Uma jovem cristã foi morta a tiros em público depois de rejeitar uma proposta de casamento e um convite para se converter ao islamismo feitos por um muçulmano na província de Punjab, no Paquistão.

O muçulmano, identificado como Muhammad Shehzad, matou a cristã de 24 anos, identificada apenas como Sonia, em 11 de novembro, no entanto, o incidente foi relatado apenas nesse domingo (06) pelo jornal The Express Tribune do Paquistão.

Sonia foi morta em público quando voltava do trabalho em uma fábrica de roupas.

A família da vítima disse que o acusado vinha perseguindo Sonia nos últimos seis meses e tentava forçar um relacionamento físico com ela, de acordo com a agência norte-americana International Christian Concern, que afirmou que Sonia recusou esses avanços devido à diferença de fé.

Como uma “solução”, Shehzad propôs que Sonia se casasse com ele e se convertesse ao Islã. A mãe de Shehzad também se encontrou com a família de Sonia para negociar um casamento arranjado. Mas a família também recusou o casamento.

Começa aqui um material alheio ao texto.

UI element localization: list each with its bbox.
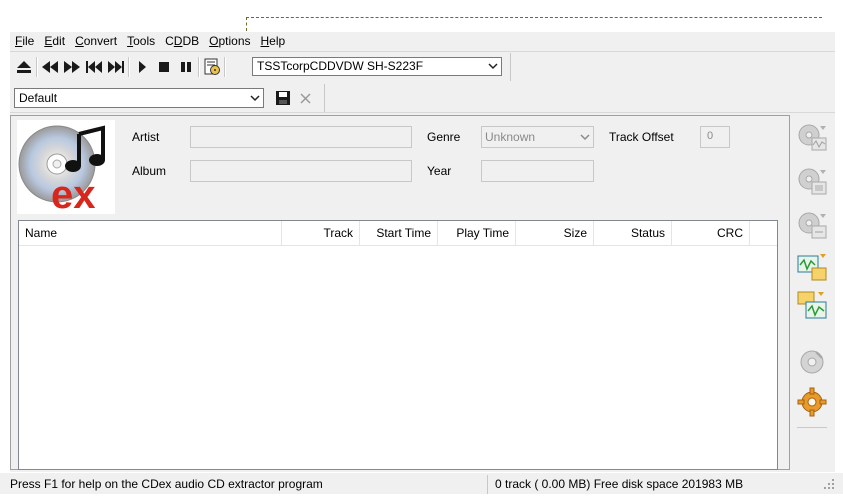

“Por ser uma cristã comprometida, ela não traiu Jesus e sacrificou sua vida por sua fé. Estamos sendo perseguidos e pressionados a retirar o processo contra os culpados. No entanto, quero que os culpados sejam levados à justiça ”, disse Allah Rakha, o pai de Sonia.

A polícia informou que uma investigação preliminar sugere que o assassinato foi cometido devido ao ressentimento pessoal.

De acordo com o diário paquistanês, outra jovem cristã, Arzoo Raja , teria sido sequestrada, forçada a se converter e se casar com um muçulmano de 44 anos na cidade de Karachi, na província de Sindh.

Um estudo de 2014 feito pelo  Movimento para a Solidariedade e a Paz no Paquistão  estimou que cerca de 1.000 mulheres e meninas da comunidade hindu e cristã do Paquistão são todos os anos sequestradas, forçadas a se casarem com seu sequestrador e convertidas à força ao islamismo.